Environmental interactions play a critical role in the quality-of-life of a living organism, but the molecular nature of how the environment influences alterations within an individual is largely unknown.
Evidence suggests that these interactions induce changes at molecular, cellular and system levels that can result in life-long or even multi-generational changes to physiology or behavior. The vertebrate stress response system (SRS) is a diverse suite of neuronal, endocrine, and autonomic response mechanisms that play key roles in environmental interactions.
The clinical significance of stress-aggravated disorders is extremely high. Stress-aggravation can occur when a stressor is too strong (acute), occurs too often (chronic), or alters long-term responses to future stressors through neural network or epigenetic transcriptome changes.

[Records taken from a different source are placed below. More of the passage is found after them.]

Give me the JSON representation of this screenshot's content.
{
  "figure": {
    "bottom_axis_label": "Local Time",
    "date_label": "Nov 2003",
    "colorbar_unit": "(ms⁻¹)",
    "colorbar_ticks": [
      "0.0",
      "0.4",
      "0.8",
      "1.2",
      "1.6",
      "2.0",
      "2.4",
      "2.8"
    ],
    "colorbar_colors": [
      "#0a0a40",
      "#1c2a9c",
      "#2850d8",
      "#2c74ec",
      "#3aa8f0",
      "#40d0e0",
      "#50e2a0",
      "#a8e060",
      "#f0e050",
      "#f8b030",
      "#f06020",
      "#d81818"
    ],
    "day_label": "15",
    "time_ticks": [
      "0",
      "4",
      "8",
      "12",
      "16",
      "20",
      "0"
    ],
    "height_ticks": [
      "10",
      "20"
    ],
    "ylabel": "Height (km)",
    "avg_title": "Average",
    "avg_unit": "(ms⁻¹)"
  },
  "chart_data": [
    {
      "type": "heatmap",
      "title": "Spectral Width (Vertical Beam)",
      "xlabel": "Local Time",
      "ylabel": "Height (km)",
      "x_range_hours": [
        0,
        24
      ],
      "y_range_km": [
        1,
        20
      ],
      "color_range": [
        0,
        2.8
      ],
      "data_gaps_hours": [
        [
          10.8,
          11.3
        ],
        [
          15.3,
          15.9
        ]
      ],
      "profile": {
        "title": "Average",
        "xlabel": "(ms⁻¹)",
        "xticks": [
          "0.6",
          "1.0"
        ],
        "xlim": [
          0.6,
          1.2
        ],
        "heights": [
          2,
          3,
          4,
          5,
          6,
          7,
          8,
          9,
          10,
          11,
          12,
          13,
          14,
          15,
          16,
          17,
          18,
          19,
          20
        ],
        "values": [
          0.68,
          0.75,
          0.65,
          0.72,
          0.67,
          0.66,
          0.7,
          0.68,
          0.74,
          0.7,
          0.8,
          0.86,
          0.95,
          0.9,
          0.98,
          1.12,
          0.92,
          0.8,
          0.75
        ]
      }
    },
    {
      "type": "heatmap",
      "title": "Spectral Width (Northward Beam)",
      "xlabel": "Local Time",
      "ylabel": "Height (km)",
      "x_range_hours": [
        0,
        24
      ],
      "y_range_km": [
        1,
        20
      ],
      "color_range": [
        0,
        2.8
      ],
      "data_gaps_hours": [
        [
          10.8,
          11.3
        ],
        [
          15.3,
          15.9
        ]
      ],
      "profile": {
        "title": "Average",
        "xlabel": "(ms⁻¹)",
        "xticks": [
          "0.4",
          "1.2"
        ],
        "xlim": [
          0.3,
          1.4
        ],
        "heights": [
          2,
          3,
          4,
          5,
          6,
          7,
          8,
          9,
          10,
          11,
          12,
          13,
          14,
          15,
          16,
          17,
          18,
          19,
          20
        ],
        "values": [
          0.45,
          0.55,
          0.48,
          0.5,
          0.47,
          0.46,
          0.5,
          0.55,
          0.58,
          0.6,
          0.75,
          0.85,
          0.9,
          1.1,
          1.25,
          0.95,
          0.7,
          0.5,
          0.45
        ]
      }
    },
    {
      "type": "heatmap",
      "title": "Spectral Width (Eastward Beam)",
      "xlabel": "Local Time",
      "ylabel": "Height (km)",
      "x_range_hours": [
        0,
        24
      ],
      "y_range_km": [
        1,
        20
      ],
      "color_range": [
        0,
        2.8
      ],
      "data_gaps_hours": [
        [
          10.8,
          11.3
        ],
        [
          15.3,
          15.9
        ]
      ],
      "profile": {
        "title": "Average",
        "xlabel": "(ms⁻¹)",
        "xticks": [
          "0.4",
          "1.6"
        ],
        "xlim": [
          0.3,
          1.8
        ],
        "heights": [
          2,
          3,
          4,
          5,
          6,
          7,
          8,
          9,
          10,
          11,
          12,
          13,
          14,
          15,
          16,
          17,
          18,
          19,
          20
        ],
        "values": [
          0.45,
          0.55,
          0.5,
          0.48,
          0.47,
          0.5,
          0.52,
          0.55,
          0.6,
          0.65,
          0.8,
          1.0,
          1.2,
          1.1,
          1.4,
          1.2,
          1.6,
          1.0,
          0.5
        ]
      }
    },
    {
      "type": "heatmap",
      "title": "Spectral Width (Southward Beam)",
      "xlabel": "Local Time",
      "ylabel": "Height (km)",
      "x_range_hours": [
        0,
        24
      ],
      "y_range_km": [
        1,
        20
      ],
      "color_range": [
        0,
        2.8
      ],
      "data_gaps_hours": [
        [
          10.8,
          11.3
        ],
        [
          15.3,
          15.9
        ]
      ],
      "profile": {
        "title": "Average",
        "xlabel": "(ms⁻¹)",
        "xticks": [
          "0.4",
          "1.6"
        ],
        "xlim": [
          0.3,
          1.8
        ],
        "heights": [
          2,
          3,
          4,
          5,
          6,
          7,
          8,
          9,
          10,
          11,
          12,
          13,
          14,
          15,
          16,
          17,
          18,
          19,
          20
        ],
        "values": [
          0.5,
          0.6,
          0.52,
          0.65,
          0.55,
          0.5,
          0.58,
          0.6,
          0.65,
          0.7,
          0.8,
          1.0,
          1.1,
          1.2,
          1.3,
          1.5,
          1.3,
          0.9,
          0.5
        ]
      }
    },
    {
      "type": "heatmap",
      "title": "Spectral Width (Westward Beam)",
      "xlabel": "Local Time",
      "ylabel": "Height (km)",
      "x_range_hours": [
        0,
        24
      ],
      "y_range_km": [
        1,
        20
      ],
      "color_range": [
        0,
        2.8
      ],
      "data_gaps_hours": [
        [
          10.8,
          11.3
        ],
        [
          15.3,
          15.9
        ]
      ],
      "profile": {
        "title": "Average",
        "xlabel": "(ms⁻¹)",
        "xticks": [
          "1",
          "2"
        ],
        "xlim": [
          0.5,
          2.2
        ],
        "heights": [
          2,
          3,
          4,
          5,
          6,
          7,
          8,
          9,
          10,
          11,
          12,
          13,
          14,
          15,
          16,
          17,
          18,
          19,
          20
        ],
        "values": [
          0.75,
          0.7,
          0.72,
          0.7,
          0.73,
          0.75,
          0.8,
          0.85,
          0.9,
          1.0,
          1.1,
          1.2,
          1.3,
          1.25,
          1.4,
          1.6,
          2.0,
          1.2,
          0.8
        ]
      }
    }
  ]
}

The gene and environment interactions of the SRS and its role in disease progression depend on heritable genetic factors, life priming events, and later life events that may trigger disease onset. Normal life-priming promotes adaptive resilience to stressors. However, both low and high exposures to stress can be maladaptive to the developing SRS.
Our research goals include deploying zebrafish, a vertebrate model organism with genetic tractability, to study the vertebrate stress response system and answer questions such as:
What genes play a role in modulating the stress response?
How are early environmental stimuli recorded to create long-lasting changes in the biology of animals?
How do stressors and the body's response to stressors contribute to the onset and severity of disease?